Şimdi gelelim İsrail Dışişleri Bakanı’nın tehditlerine. Ciddiyetten yoksun bir konuşmaydı. Yani “Rusya, Türkiye’yi savunuyor” diye övünmenin de yeri yok. Türkiye kendisini savunur. Ancak burada dikkat etmemiz gereken bir husus var: Uluslararası birçok banka ve şirket, Musevilerin etkisi altında. Bu durum, bize karşı bazı engeller çıkarabilir. Bu konuda dikkatli olmamız lazım.
Mehmet Şimşek para bulmaya çalışıyor. Ancak para bulmaya çalıştığı yerlere karşı biz olumsuz bir tutum sergiliyoruz.
Sisi… Vallahi, diplomaside riyakârlığın sanat haline geldiği bir dönemdeyiz. Erdoğan-Sisi görüşmesinden bence kazançlı çıkan Sisi’dir. Çünkü biz 200 milyon dolarlık yatırım yapacağız. Birçok tekstil şirketimiz Mısır’a taşınıyor. Kendi işsizliğimizle mücadele ederken, Mısır’daki işsizliğin azalmasına katkıda bulunmak hoş bir şey değil. Akıllıca bir şey de değil, onu söyleyeyim. Yani Erdoğan-Sisi görüşmesinden Sisi kazançlı çıkmıştır. Bu açık. Ancak Doğu Akdeniz’de deniz alanlarının sınırlandırılması konusunda neye varıldığı ya da varılmadığı, ya da bu konunun uzmanlara mı bırakıldığı zamanla görülecek.
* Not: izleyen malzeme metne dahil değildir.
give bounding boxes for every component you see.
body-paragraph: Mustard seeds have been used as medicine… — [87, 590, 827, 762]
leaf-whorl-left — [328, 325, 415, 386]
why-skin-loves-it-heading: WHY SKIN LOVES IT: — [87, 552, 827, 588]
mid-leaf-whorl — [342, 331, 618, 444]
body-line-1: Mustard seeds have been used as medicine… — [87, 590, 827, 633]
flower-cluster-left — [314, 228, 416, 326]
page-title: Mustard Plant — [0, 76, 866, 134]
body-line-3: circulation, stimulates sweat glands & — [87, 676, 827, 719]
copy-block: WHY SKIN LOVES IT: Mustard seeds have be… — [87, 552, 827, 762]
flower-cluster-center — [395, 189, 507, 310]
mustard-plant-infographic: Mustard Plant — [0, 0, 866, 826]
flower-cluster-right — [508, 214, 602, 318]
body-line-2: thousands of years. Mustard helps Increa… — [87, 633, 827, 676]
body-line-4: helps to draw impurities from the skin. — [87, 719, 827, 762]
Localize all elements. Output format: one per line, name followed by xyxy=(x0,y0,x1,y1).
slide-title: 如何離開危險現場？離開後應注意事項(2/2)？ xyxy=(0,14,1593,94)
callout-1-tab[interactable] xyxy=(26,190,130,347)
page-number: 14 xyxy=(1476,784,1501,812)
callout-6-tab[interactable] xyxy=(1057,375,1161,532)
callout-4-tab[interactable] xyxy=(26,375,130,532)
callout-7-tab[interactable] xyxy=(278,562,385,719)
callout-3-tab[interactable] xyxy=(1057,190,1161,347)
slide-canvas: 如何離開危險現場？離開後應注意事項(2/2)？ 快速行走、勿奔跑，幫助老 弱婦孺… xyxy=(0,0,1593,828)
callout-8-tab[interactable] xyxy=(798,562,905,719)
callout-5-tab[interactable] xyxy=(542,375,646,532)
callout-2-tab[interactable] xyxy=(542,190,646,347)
Amerika’daki seçimler ise akıl alır gibi değil. Suç işlemiş, mahkûm olmuş bir adam seçimde kazanabilecek durumda. Putin, “Biz her işi tutuyoruz” dese de Trump’ı desteklediğini açıkça belirtmesi Trump’a oy kaybettirir. Bu da diplomaside bir tür riyakârlık bana göre. Amerikan seçimleri herkesin, özellikle Avrupa’nın, ilgisini çekiyor. “NATO’nun geleceği ne olacak? Ukrayna yardımı ne olacak?” Trump kazanırsa bu soruların hepsi belirsiz. Şu anda 48’e 48 gibi bir oy oranı var. Ancak Amerikan sisteminin garip bir tarafı var: Daha fazla oy alsanız bile seçimi kaybedebiliyorsunuz. Çünkü eyaletler temelinde ne kadar delege kazandığınıza bağlı. Barack Obama bir keresinde, “Sistem, Cumhuriyetçilerin kazanması için kurgulanmış” demişti. Bana da öyle geliyor. Her halükârda, son 5-10 yılda Amerikan demokrasisi birçok bakımdan yara almış durumda.